Abstract NS5: Implementing NICE (Neurological Intensive Care Evaluation) in the CVICU to Identify Neurological Dysfunction More Rapidly in Post-Operative Cardiac Surgery Patients

    loading  Checking for direct PDF access through Ovid

Abstract

Background: Piedmont Atlanta Hospital identified cardiothoracic surgical (CTS) outcome metrics that were not meeting benchmarks established by the Society for Thoracic Surgeons (STS). Post-operative permanent stroke occurred in 1.303% (8 out of 616 cases) of coronary artery bypass-only patients at Piedmont Atlanta Hospital (PAH) during Fiscal Year 2015. The STS benchmark for all hospitals is 1.3%. Initially, the goal was to reduce the number of post-operative strokes to the standard of care but while reviewing this data, it was noted that there was significant delay in discovering the occurrence of stroke in this patient population. Traditional neurological assessments and stroke scales are difficult to apply to post-operative open heart patients due to intubation, variation in anesthesia recovery times, and the effects of pain management medications. To improve patient outcomes, PAH researched alternatives to standard post-operative neurological assessments to rapidly identify strokes and potential interventional candidates, ultimately reducing the frequency of disabling stroke.
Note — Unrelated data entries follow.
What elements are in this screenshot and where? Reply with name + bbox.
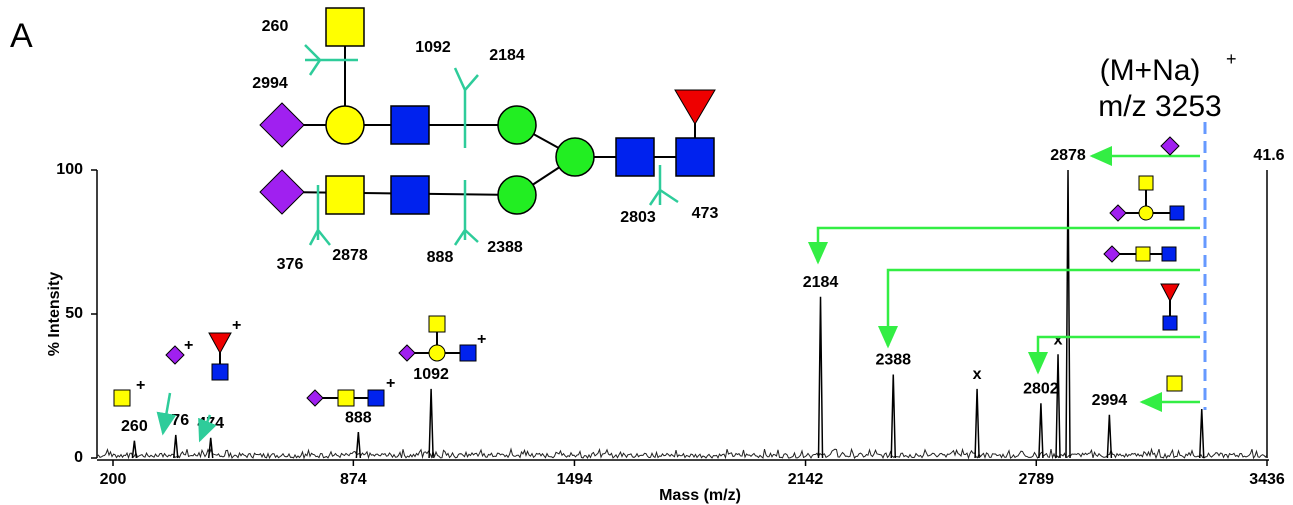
panel-label: A — [10, 17, 33, 55]
peak-label: 2802 — [1023, 380, 1059, 397]
peak — [429, 389, 433, 458]
charge-symbol: + — [477, 331, 486, 348]
peak-label: 2184 — [803, 274, 839, 291]
fragment-label: 2878 — [332, 247, 368, 264]
fragment-label: 1092 — [415, 39, 451, 56]
fragment-label: 376 — [277, 256, 304, 273]
fragment-label: 2803 — [620, 209, 656, 226]
charge-symbol: + — [386, 375, 395, 392]
fragment-label: 888 — [427, 249, 454, 266]
parent-ion-mz: m/z 3253 — [1098, 90, 1221, 123]
fragment-label: 473 — [692, 205, 719, 222]
parent-ion-label: (M+Na) — [1100, 54, 1201, 87]
x-tick-label: 874 — [340, 471, 367, 488]
charge-symbol: + — [232, 317, 241, 334]
y-tick-label: 0 — [74, 449, 83, 466]
peak — [1039, 403, 1043, 458]
x-axis-label: Mass (m/z) — [659, 487, 741, 504]
x-tick-label: 2142 — [788, 471, 824, 488]
peak — [209, 438, 213, 458]
y-axis-label: % Intensity — [46, 272, 63, 357]
peak-label: 474 — [197, 415, 224, 432]
peak-label: x — [973, 366, 982, 383]
parent-ion-charge: + — [1226, 49, 1237, 69]
x-tick-label: 1494 — [557, 471, 593, 488]
peak-label: 888 — [345, 409, 372, 426]
chart: A 0 50 100 200 874 1494 2142 2789 3436 Mass (m/z)… — [0, 0, 1293, 505]
y-tick-label: 100 — [56, 161, 83, 178]
peak — [1056, 354, 1060, 458]
charge-symbol: + — [136, 377, 145, 394]
x-tick-label: 200 — [100, 471, 127, 488]
peak — [1107, 415, 1111, 458]
peak-label: 2878 — [1050, 147, 1086, 164]
peak-label: 1092 — [413, 366, 449, 383]
x-tick-label: 2789 — [1018, 471, 1054, 488]
max-intensity: 41.6 — [1253, 147, 1284, 164]
peak-label: 2994 — [1092, 392, 1128, 409]
x-tick-label: 3436 — [1249, 471, 1285, 488]
peak — [891, 374, 895, 458]
peak — [174, 435, 178, 458]
peak — [1066, 170, 1070, 458]
peak-label: x — [1054, 332, 1063, 349]
peak-label: 260 — [121, 418, 148, 435]
peak-label: 2388 — [875, 352, 911, 369]
charge-symbol: + — [184, 337, 193, 354]
peak — [975, 389, 979, 458]
peak — [1200, 409, 1204, 458]
y-tick-label: 50 — [65, 305, 83, 322]
fragment-label: 260 — [262, 18, 289, 35]
peak — [819, 297, 823, 458]
fragment-label: 2184 — [489, 47, 525, 64]
baseline-noise — [97, 449, 1267, 458]
fragment-label: 2994 — [252, 75, 288, 92]
fragment-label: 2388 — [487, 239, 523, 256]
Method: A CTS Stroke Pathway was created that included the Neurologic Intensive Care Evaluation (NICE), a novel assessment tool performed by the critical care nurse. NICE was chosen because of the ease of use on post-anesthesia patients. Neurological state was assessed based on the ability to complete one-step commands up to six hours post-op.
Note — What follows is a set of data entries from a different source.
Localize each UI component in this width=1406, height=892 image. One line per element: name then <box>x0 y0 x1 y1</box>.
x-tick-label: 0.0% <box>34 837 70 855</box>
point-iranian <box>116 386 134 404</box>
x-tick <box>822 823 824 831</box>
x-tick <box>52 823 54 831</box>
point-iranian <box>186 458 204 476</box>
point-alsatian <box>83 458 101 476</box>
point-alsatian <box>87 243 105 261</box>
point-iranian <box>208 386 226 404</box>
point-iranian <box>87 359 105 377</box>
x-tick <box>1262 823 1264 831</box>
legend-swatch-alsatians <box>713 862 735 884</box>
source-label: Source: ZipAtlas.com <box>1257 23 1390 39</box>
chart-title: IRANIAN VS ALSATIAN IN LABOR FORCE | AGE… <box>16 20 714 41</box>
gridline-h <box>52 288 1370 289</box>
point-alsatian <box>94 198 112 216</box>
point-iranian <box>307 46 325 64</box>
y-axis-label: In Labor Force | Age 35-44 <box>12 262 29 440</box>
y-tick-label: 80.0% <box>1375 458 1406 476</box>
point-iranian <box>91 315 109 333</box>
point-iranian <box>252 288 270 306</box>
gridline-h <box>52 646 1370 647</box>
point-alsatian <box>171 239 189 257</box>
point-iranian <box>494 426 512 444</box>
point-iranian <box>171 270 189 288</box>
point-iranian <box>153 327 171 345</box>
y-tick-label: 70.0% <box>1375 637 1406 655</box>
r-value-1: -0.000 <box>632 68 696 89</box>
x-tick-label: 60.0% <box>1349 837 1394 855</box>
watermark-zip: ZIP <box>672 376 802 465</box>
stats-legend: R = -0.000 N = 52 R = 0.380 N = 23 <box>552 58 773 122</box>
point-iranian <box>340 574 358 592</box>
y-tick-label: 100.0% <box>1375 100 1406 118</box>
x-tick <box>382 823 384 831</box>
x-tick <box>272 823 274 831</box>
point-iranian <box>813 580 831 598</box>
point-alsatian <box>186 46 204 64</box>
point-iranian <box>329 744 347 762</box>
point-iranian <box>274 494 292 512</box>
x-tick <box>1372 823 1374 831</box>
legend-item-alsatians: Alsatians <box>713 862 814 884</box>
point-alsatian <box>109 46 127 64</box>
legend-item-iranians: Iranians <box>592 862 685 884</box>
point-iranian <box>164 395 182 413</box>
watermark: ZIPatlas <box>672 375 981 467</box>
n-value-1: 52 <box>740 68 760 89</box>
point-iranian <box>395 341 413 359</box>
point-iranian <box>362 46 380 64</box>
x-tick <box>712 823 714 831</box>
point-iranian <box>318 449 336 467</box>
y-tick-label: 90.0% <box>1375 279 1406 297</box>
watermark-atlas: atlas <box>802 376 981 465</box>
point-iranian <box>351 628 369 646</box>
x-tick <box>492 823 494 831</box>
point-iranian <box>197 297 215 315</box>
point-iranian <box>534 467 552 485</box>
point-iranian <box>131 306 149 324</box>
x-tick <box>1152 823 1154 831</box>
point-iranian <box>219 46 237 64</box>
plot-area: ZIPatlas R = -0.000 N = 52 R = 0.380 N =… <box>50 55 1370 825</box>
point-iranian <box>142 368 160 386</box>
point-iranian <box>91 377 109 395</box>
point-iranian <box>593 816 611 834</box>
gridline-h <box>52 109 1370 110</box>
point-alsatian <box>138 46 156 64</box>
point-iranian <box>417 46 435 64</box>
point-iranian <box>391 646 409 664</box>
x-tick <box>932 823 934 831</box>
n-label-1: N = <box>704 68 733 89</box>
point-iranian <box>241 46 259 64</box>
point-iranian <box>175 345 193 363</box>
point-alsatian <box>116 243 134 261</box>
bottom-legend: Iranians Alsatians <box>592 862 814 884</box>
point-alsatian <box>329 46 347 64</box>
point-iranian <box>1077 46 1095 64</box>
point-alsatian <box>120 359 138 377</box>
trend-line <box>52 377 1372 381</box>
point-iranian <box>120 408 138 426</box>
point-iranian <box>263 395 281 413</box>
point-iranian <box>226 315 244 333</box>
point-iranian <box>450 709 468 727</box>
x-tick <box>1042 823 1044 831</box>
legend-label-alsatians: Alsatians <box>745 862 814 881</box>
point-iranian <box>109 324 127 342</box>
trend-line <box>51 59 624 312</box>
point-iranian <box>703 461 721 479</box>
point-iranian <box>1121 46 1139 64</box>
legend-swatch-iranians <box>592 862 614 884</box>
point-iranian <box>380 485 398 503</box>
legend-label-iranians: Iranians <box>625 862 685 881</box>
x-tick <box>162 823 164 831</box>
Results: Prior to NICE being implemented, stroke symptoms were discovered on average 40 hours from last known time well (LKTW). After NICE being implemented, Code Strokes (notification of neurological dysfunction) were initiated on average four hours from patients LKTW. In the first month of utilizing the NICE tool, one of three post-operative stroke patients was able to be transferred to a comprehensive stroke center for a mechanical thrombectomy.

Conclusion: Implementing NICE as the standard neurological assessment for immediate post-operative cardiac surgery patients significantly reduced the time to identify neurological changes indicating a stroke. This may lead to more rapid treatment or intervention, reducing the post-operative rate of permanent stroke.